Forse chi parla eccede in modestia, trattandosi di uno studioso che divenne professore universitario a Friburgo a trent’anni. E oggi sappiamo che la scelta si è poi rivelata, indipendentemente dal modo in cui avvenne, illuminata. Forse se questa fosse la situazione, oggi, in Italia si potrebbe tollerare l’intervento del “caso” che altera la graduatoria del merito.
“Che il caso, e non la bravura in quanto tale, abbia un ruolo così grande, non dipende soltanto, e neppure in misura preminente, dalle debolezze umane che naturalmente s’incontrano in questo processo di selezione come in qualsiasi altro. Sarebbe ingiusto attribuire a deficienze personali di facoltà o di ministeri la responsabilità del fatto che nelle università tanti individui mediocri abbiano senza dubbio un ruolo di primo piano.

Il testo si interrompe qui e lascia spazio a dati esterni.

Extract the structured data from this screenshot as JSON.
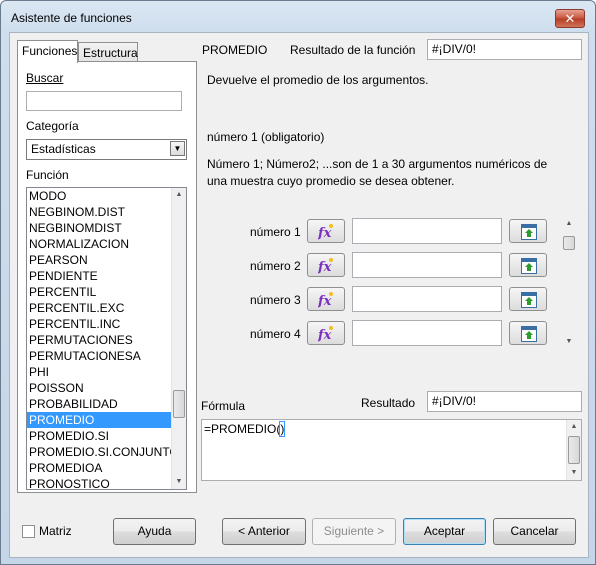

Ciò dipende invece dalle leggi dell’interazione umana, specialmente dell’interazione tra più organismi: nel caso nostro delle facoltà proponenti con i ministeri. Eccone una riprova: possiamo seguire attraverso molti secoli i processi che hanno luogo nelle elezioni papali, il più importante esempio che ci sia dato controllare di una selezione personale del medesimo tipo. Soltanto di rado riesce il cardinale di cui si dice che sia il «favorito»: di regola riesce il candidato numero due o numero tre. […]”
Leggendo, risulta evidente che “il caso” a cui allude il nostro docente ha ben poco a che spartire con la situazione italiana, dove è preponderante la vittoria dei mediocri per ascendenze di famiglia o in grazia di altri padrini, comunque potenti.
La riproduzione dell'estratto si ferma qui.